Chad Schouggins
Chad Schouggins

Reputation: 3521

.NET TCPClient Connection State

Background

    I am communicating with a server (that I can't touch, of course) over a TCP connection. The application I am connecting to requires two connections. One as an "I want to connect", handshake type thing and a second, on a different port, for the actual connection. After days of banging my head against this thing, I found out that for the second connection to be accepted, the first disconnect (FIN) must be initiated by the server (which it does immediately). If the client initiates the disconnect, the second connection will be refused.

Question:

    I have read many posts about this, and I know about TCP connections and how you can't really know if the conneciton active and all that (please don't respond with dropped connections, broken lines, unexpected shutdowns, etc). But is there any way to detect that the remote server has disconnected properly without attempting to write data to it.

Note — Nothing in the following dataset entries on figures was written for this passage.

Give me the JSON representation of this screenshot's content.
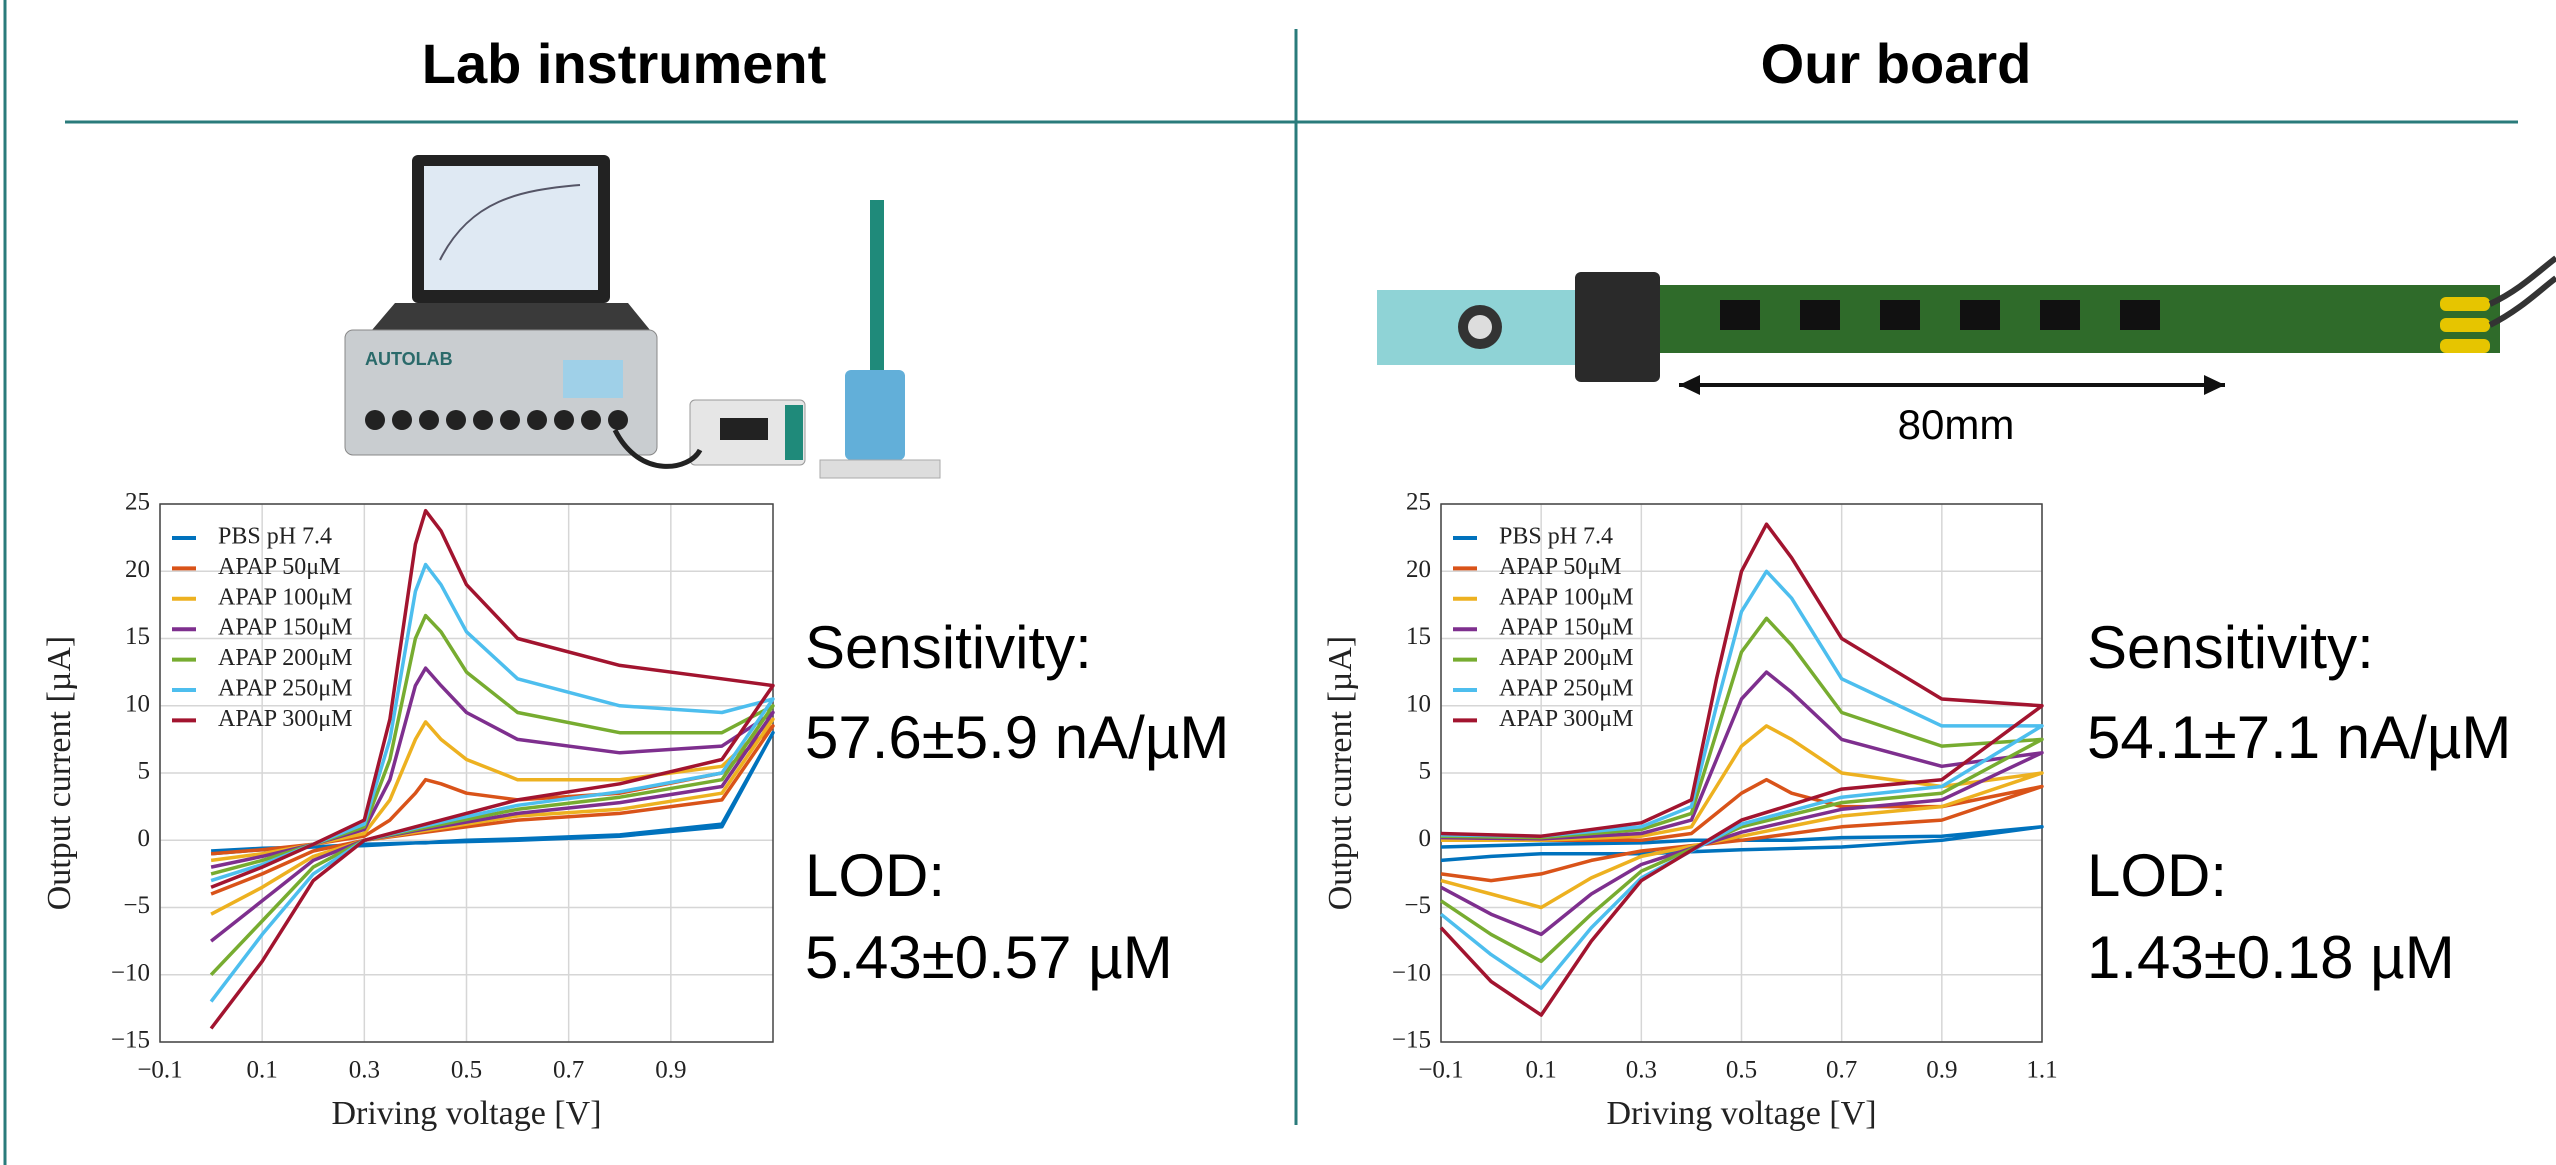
{
  "headings": [
    "Lab instrument",
    "Our board"
  ],
  "scale_label": "80mm",
  "metrics": [
    {
      "sensitivity_label": "Sensitivity:",
      "sensitivity": "57.6±5.9 nA/µM",
      "lod_label": "LOD:",
      "lod": "5.43±0.57 µM"
    },
    {
      "sensitivity_label": "Sensitivity:",
      "sensitivity": "54.1±7.1 nA/µM",
      "lod_label": "LOD:",
      "lod": "1.43±0.18 µM"
    }
  ],
  "chart_data": [
    {
      "type": "line",
      "x_label": "Driving voltage [V]",
      "y_label": "Output current [µA]",
      "xlim": [
        -0.1,
        1.1
      ],
      "ylim": [
        -15,
        25
      ],
      "grid": true,
      "legend": "top-left",
      "xticks": [
        {
          "value": -0.1,
          "label": "−0.1"
        },
        0.1,
        0.3,
        0.5,
        0.7,
        0.9
      ],
      "yticks": [
        {
          "value": -15,
          "label": "−15"
        },
        {
          "value": -10,
          "label": "−10"
        },
        {
          "value": -5,
          "label": "−5"
        },
        0,
        5,
        10,
        15,
        20,
        25
      ],
      "x": [
        0.0,
        0.1,
        0.2,
        0.3,
        0.35,
        0.4,
        0.42,
        0.45,
        0.5,
        0.6,
        0.8,
        1.0,
        1.1,
        1.0,
        0.8,
        0.6,
        0.4,
        0.3,
        0.2,
        0.1,
        0.0
      ],
      "series": [
        {
          "name": "PBS pH 7.4",
          "color": "#0072BD",
          "values": [
            -0.8,
            -0.6,
            -0.5,
            -0.4,
            -0.3,
            -0.2,
            -0.2,
            -0.1,
            0,
            0.1,
            0.4,
            1.2,
            8,
            1,
            0.3,
            0,
            -0.2,
            -0.3,
            -0.5,
            -0.7,
            -1
          ]
        },
        {
          "name": "APAP 50μM",
          "color": "#D95319",
          "values": [
            -1,
            -0.7,
            -0.3,
            0.3,
            1.5,
            3.5,
            4.5,
            4.2,
            3.5,
            3,
            3.5,
            5,
            8.5,
            3,
            2,
            1.5,
            0.5,
            0,
            -0.8,
            -2.5,
            -4
          ]
        },
        {
          "name": "APAP 100μM",
          "color": "#EDB120",
          "values": [
            -1.5,
            -1,
            -0.3,
            0.5,
            3,
            7.5,
            8.8,
            7.5,
            6,
            4.5,
            4.5,
            5.5,
            9,
            3.5,
            2.3,
            1.8,
            0.6,
            0,
            -1.2,
            -3.5,
            -5.5
          ]
        },
        {
          "name": "APAP 150μM",
          "color": "#7E2F8E",
          "values": [
            -2,
            -1.2,
            -0.3,
            0.8,
            4.5,
            11.5,
            12.8,
            11.5,
            9.5,
            7.5,
            6.5,
            7,
            9.5,
            4,
            2.8,
            2,
            0.7,
            0,
            -1.5,
            -4.5,
            -7.5
          ]
        },
        {
          "name": "APAP 200μM",
          "color": "#77AC30",
          "values": [
            -2.5,
            -1.5,
            -0.3,
            1,
            6,
            15,
            16.7,
            15.5,
            12.5,
            9.5,
            8,
            8,
            10,
            4.5,
            3.2,
            2.3,
            0.8,
            0,
            -2,
            -6,
            -10
          ]
        },
        {
          "name": "APAP 250μM",
          "color": "#4DBEEE",
          "values": [
            -3,
            -1.8,
            -0.3,
            1.2,
            7.5,
            18.5,
            20.5,
            19,
            15.5,
            12,
            10,
            9.5,
            10.5,
            5,
            3.6,
            2.6,
            0.9,
            0,
            -2.5,
            -7,
            -12
          ]
        },
        {
          "name": "APAP 300μM",
          "color": "#A2142F",
          "values": [
            -3.5,
            -2,
            -0.3,
            1.5,
            9,
            22,
            24.5,
            23,
            19,
            15,
            13,
            12,
            11.5,
            6,
            4.2,
            3,
            1,
            0,
            -3,
            -9,
            -14
          ]
        }
      ]
    },
    {
      "type": "line",
      "x_label": "Driving voltage [V]",
      "y_label": "Output current [µA]",
      "xlim": [
        -0.1,
        1.1
      ],
      "ylim": [
        -15,
        25
      ],
      "grid": true,
      "legend": "top-left",
      "xticks": [
        {
          "value": -0.1,
          "label": "−0.1"
        },
        0.1,
        0.3,
        0.5,
        0.7,
        0.9,
        1.1
      ],
      "yticks": [
        {
          "value": -15,
          "label": "−15"
        },
        {
          "value": -10,
          "label": "−10"
        },
        {
          "value": -5,
          "label": "−5"
        },
        0,
        5,
        10,
        15,
        20,
        25
      ],
      "x": [
        -0.1,
        0.1,
        0.3,
        0.4,
        0.45,
        0.5,
        0.55,
        0.6,
        0.7,
        0.9,
        1.1,
        0.9,
        0.7,
        0.5,
        0.3,
        0.2,
        0.1,
        0.0,
        -0.1
      ],
      "series": [
        {
          "name": "PBS pH 7.4",
          "color": "#0072BD",
          "values": [
            -0.5,
            -0.3,
            -0.2,
            0,
            0,
            0,
            0,
            0,
            0.2,
            0.3,
            1,
            0,
            -0.5,
            -0.7,
            -1,
            -1,
            -1,
            -1.2,
            -1.5
          ]
        },
        {
          "name": "APAP 50μM",
          "color": "#D95319",
          "values": [
            0,
            0,
            0,
            0.5,
            2,
            3.5,
            4.5,
            3.5,
            2.5,
            2.5,
            4,
            1.5,
            1,
            0,
            -0.8,
            -1.5,
            -2.5,
            -3,
            -2.5
          ]
        },
        {
          "name": "APAP 100μM",
          "color": "#EDB120",
          "values": [
            0,
            0,
            0.3,
            1,
            4,
            7,
            8.5,
            7.5,
            5,
            4,
            5,
            2.5,
            1.8,
            0.3,
            -1.2,
            -2.8,
            -5,
            -4,
            -3
          ]
        },
        {
          "name": "APAP 150μM",
          "color": "#7E2F8E",
          "values": [
            0.2,
            0.1,
            0.5,
            1.5,
            6,
            10.5,
            12.5,
            11,
            7.5,
            5.5,
            6.5,
            3,
            2.3,
            0.6,
            -1.8,
            -4,
            -7,
            -5.5,
            -3.5
          ]
        },
        {
          "name": "APAP 200μM",
          "color": "#77AC30",
          "values": [
            0.3,
            0.2,
            0.8,
            2,
            8,
            14,
            16.5,
            14.5,
            9.5,
            7,
            7.5,
            3.5,
            2.8,
            1,
            -2.3,
            -5.5,
            -9,
            -7,
            -4.5
          ]
        },
        {
          "name": "APAP 250μM",
          "color": "#4DBEEE",
          "values": [
            0.4,
            0.3,
            1,
            2.5,
            10,
            17,
            20,
            18,
            12,
            8.5,
            8.5,
            4,
            3.2,
            1.2,
            -2.8,
            -6.5,
            -11,
            -8.5,
            -5.5
          ]
        },
        {
          "name": "APAP 300μM",
          "color": "#A2142F",
          "values": [
            0.5,
            0.3,
            1.3,
            3,
            12,
            20,
            23.5,
            21,
            15,
            10.5,
            10,
            4.5,
            3.8,
            1.5,
            -3,
            -7.5,
            -13,
            -10.5,
            -6.5
          ]
        }
      ]
    }
  ]
}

    Again, I'm not talking about dropped connections, broken lines, whatever. I want to know when the server sends a FIN segment that I have ACKed. Sounds simple enough, right?

Upvotes: 1

Views: 445

Answers (1)

Kristian Evensen
Kristian Evensen

Reputation: 1345

If I have understood the NetworkStream-documentation properly. When you do a read from the NetworkStream (either synchronous or async), and it returns 0 bytes, it means that the remote party has closed down the connection. I.e., the FIN has been ACK'ed.